Meeting the goal of improving soilborne disease control for efficient and sustainable production systems requires a reduction of the chemical inputs in agriculture. Various movements or parties see increased pesticide application as a threat to public health and the environment. Agronomists experience growing problems with the buildup of resistance to the pesticides in target pathogen populations (Dekker, 1976; Brent and Hollomon, 1998) and the withdrawal of pesticides from the market (Gullino and Kuijpers, 1994). Of special relevance, in the case of many vegetable and ornamental crops, is the loss of methyl bromide as soil fumigant (Katan, 1999; Gullino et al., 2003). Furthermore, the private industry is coming across increasing costs in discovering and developing new molecules for disease control application. Consequently, there is a growing awareness that integrated pest management (IPM) strategies can provide more environmentally sound and economically feasible alternatives for soilborne disease control. Biological control with introduced microorganisms has been identified as an important component of IPM strategies (Cook, 1993).
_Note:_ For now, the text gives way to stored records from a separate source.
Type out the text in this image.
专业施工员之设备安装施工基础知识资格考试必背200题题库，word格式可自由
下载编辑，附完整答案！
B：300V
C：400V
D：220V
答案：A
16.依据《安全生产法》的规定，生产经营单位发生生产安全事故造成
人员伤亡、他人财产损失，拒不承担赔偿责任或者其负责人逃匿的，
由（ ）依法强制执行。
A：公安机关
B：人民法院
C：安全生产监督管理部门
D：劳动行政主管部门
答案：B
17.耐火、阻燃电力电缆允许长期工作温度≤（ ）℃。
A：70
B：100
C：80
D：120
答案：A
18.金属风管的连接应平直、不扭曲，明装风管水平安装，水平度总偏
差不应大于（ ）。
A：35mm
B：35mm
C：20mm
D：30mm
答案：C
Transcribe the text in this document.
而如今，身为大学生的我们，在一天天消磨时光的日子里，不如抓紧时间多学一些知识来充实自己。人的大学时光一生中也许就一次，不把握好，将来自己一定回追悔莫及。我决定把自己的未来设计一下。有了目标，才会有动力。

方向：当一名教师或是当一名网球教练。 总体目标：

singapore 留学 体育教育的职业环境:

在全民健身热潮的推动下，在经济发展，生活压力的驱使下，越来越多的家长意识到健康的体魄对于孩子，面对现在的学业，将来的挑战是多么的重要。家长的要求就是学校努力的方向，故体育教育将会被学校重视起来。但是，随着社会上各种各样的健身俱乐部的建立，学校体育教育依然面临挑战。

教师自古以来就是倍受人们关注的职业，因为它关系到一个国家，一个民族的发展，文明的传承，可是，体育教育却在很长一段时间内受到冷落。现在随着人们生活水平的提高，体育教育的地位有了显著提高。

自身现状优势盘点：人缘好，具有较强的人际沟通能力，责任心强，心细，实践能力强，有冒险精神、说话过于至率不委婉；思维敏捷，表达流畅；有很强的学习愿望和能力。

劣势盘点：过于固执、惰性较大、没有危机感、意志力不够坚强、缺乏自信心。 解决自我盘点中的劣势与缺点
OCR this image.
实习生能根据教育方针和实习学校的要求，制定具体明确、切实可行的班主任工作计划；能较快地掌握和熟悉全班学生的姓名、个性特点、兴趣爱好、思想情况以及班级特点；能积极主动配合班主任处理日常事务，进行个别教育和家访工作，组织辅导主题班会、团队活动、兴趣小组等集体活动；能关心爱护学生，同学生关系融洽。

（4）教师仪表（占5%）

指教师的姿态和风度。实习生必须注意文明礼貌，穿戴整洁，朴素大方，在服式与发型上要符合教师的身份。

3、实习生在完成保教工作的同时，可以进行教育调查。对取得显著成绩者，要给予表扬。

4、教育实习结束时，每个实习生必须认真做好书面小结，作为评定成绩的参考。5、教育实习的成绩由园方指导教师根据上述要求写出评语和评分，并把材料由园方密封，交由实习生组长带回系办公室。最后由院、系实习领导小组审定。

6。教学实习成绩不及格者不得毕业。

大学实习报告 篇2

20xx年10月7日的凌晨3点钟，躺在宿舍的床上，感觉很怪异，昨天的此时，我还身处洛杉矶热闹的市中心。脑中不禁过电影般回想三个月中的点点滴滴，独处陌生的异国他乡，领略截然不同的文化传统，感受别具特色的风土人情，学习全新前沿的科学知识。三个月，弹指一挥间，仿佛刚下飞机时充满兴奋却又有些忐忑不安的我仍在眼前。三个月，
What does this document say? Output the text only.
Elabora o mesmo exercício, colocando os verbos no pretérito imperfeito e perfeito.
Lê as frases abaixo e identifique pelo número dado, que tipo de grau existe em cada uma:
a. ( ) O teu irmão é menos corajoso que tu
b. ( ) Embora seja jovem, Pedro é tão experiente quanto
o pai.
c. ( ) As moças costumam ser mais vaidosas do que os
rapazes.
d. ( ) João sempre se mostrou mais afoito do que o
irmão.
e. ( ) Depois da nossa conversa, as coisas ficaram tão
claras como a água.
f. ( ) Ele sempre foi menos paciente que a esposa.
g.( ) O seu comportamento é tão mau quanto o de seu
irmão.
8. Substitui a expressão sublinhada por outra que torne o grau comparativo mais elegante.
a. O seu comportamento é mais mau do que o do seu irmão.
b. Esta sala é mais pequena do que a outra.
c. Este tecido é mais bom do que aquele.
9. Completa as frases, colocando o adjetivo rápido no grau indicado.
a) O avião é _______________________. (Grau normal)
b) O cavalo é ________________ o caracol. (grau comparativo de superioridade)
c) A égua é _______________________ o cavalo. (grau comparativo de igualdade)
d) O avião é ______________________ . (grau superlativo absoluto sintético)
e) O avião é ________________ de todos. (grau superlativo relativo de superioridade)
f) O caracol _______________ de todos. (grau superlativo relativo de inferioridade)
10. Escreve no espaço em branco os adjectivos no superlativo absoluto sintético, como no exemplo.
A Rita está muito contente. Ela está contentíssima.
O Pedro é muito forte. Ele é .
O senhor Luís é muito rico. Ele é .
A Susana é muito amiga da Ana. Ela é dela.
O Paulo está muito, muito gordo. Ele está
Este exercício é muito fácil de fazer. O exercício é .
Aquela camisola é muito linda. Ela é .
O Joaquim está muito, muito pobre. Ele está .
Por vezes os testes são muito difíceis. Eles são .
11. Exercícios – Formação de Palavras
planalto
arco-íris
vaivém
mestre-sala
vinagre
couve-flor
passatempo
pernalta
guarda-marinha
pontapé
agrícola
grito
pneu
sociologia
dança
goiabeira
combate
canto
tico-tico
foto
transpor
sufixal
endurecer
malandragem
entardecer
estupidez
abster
Many studies have been devoted to the identification of microorganisms able to reduce the activity of soilborne pathogens during the past four decades (Baker and Snyder, 1965).

Many laboratories around the world have developed their own microorganisms and this allowed the collection of important contributions about the biology of pathogens and antagonists. However, in spite of the initial great optimism and extensive later research efforts, progress in achieving commercial, large-scale usage of biological pest control has been slow.

Most experiences were on a laboratory scale, thus avoiding the problems related to antagonist mass production and biofungicide formulation, and disease control trials were performed in simplified environments such as growth chambers, experimental greenhouses or small field plots, thus avoiding the risk of large-scale experiments. When trials move towards the farm scale, many antagonists fail to confirm their activity or, when tested in different environments, behave unpredictably, and consequently lack reliability (Mathre et al., 1999).

Biofungicides presently meet many constraints and it is not a straightforward task to find, develop and implement practically feasible biocontrol products against soilborne diseases. Nevertheless, there are also reasons for stating careful optimism. There are many possibilities for combining various biocontrol agents, with each other, or with agronomical, physical or chemical control methods. In particular, by combining different methods of control, the aim is to obtain a synergistic effect, rather than additive. For that reason, a complete comprehension of the mode of action and mechanism of control is needed. A good combination is obtained when both partners benefit from the combined treatment. For example, combining a biocontrol agent (BCA) with a fungicide improves the control by the BCA and, at the same time, it enables to reduce the fungicide dosage, rendering its use more acceptable. Moreover, the combination of control methods provides a wider spectrum of control, which is especially needed to replace the wide-spectrum fumigants, such as methyl bromide. Finally, combining different control methods enables the use of less effective control methods which cannot stand by themselves, but in combination they can contribute to the control.

Other possibilities to improve the antagonist effectiveness include the genetic manipulation of the microorganisms and the enhancement of the mass production, formulation and methods of application The main possibilities to improve the efficacy of the biocontrol agents against soilborne pathogens are the topic of this brief review.